Sunday, July 24, 2016
Why people don't laugh
There have been a number of times in my erstwhile career when shows that should have played through the roof played through the floor. Here’s why.
The most common enemy of all multi-cam shows: the air conditioning going out. I've have had this happen a number of times. And with all the blazing hot lights and no cross-ventilation a sound stage becomes Satan's rumpus room in ten minutes. Comedy evaporates at 80 degrees.
Power failures can also curtail things. I’ve found that audiences do not enjoy sitting in pitch-black darkness. Who knew??? Generally generators restore the electricity pretty quickly, but the audience is still unnerved. Anxiety is not the best warm up for promoting laughter.
And when the power goes out, so does the air conditioning. See paragraph three.
Rain is a problem. Usually an audience is asked to line up outside the stage before being let in. There are no retractable roofs over movie studios. Sometimes you can find shelter for the two hundred brave souls or let them in earlier, but more times than not they’re exposed to the elements. It’s hard to really yuck it up when your sweater smells like a dead raccoon and your socks are soaked.
One time we had a group of convicts. Who did they kill in the yard to warrant that punishment? Again, there’s that unnerving factor for the rest of the audience seeing armed prison guards. And then at 9:00 they were herded out – right in the middle of a scene. Then we were left with a half-empty house.
I’ve told this story before but a script my partner David and I thought was very solid died on the stage. And only later did we learn that half the audience couldn’t speak English.
But the worst audience I ever had was for an episode of the Mary Tyler Moore comeback show David and I created. And this was no one’s fault but ours. We had a terrific show. One of our funniest. We were very excited.
And then the morning of the filming the Challenger disaster occurred. Seven brave astronauts perished. Our first instinct was to cancel the filming, but the studio (protecting its investment) argued that we should film anyway. Their reasoning: after a full day of inescapable sorrow, people would gladly welcome the diversion. They would love the opportunity to just laugh for a few hours.
So we gave in. After all, we had a good episode. Sometimes the release of laughter is a Godsend in times of grief and this show was funny.

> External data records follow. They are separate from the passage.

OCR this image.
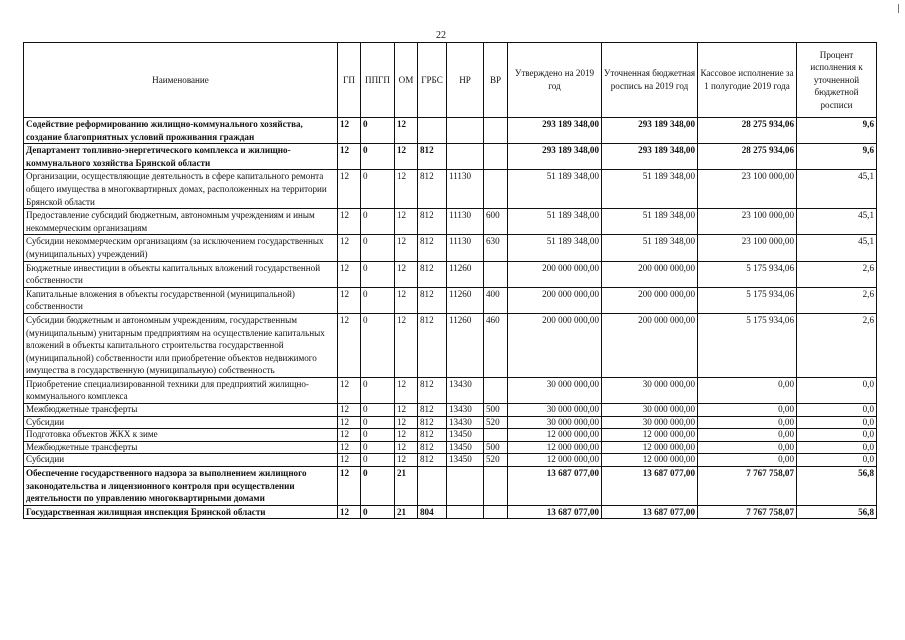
22
Наименование	ГП	ППГП	ОМ	ГРБС	НР	ВР	Утверждено на 2019 год	Уточненная бюджетная роспись на 2019 год	Кассовое исполнение за 1 полугодие 2019 года	Процент исполнения к уточненной бюджетной росписи
Содействие реформированию жилищно-коммунального хозяйства, создание благоприятных условий проживания граждан	12	0	12				293 189 348,00	293 189 348,00	28 275 934,06	9,6
Департамент топливно-энергетического комплекса и жилищно-коммунального хозяйства Брянской области	12	0	12	812			293 189 348,00	293 189 348,00	28 275 934,06	9,6
Организации, осуществляющие деятельность в сфере капитального ремонта общего имущества в многоквартирных домах, расположенных на территории Брянской области	12	0	12	812	11130		51 189 348,00	51 189 348,00	23 100 000,00	45,1
Предоставление субсидий бюджетным, автономным учреждениям и иным некоммерческим организациям	12	0	12	812	11130	600	51 189 348,00	51 189 348,00	23 100 000,00	45,1
Субсидии некоммерческим организациям (за исключением государственных (муниципальных) учреждений)	12	0	12	812	11130	630	51 189 348,00	51 189 348,00	23 100 000,00	45,1
Бюджетные инвестиции в объекты капитальных вложений государственной собственности	12	0	12	812	11260		200 000 000,00	200 000 000,00	5 175 934,06	2,6
Капитальные вложения в объекты государственной (муниципальной) собственности	12	0	12	812	11260	400	200 000 000,00	200 000 000,00	5 175 934,06	2,6
Субсидии бюджетным и автономным учреждениям, государственным (муниципальным) унитарным предприятиям на осуществление капитальных вложений в объекты капитального строительства государственной (муниципальной) собственности или приобретение объектов недвижимого имущества в государственную (муниципальную) собственность	12	0	12	812	11260	460	200 000 000,00	200 000 000,00	5 175 934,06	2,6
Приобретение специализированной техники для предприятий жилищно-коммунального комплекса	12	0	12	812	13430		30 000 000,00	30 000 000,00	0,00	0,0
Межбюджетные трансферты	12	0	12	812	13430	500	30 000 000,00	30 000 000,00	0,00	0,0
Субсидии	12	0	12	812	13430	520	30 000 000,00	30 000 000,00	0,00	0,0
Подготовка объектов ЖКХ к зиме	12	0	12	812	13450		12 000 000,00	12 000 000,00	0,00	0,0
Межбюджетные трансферты	12	0	12	812	13450	500	12 000 000,00	12 000 000,00	0,00	0,0
Субсидии	12	0	12	812	13450	520	12 000 000,00	12 000 000,00	0,00	0,0
Обеспечение государственного надзора за выполнением жилищного законодательства и лицензионного контроля при осуществлении деятельности по управлению многоквартирными домами	12	0	21				13 687 077,00	13 687 077,00	7 767 758,07	56,8
Государственная жилищная инспекция Брянской области	12	0	21	804			13 687 077,00	13 687 077,00	7 767 758,07	56,8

We filmed as planned. And the show absolutely died. Silence. Crickets. Tumbleweeds. DEATH. I don’t think there were three laughs the entire night. Even the audience that couldn’t speak English laughed at a few things. Not this group. If someone dropped a coin on the floor you could tell by the sound whether it was a quarter or dime – that’s how quiet it was.
As they were filing out I happened to glance at the set and suddenly it all made sense. This was a large newspaper bullpen set along the wall most prominent to the audience was photos of current events. Right in the middle, in plain view of everyone, was a photo of the Challenger.
Still, part of the fun of shooting in front of a live studio audience is the unpredictability. Each filming night is different. And the pros outweigh the cons. Plus, the cons leave at 9.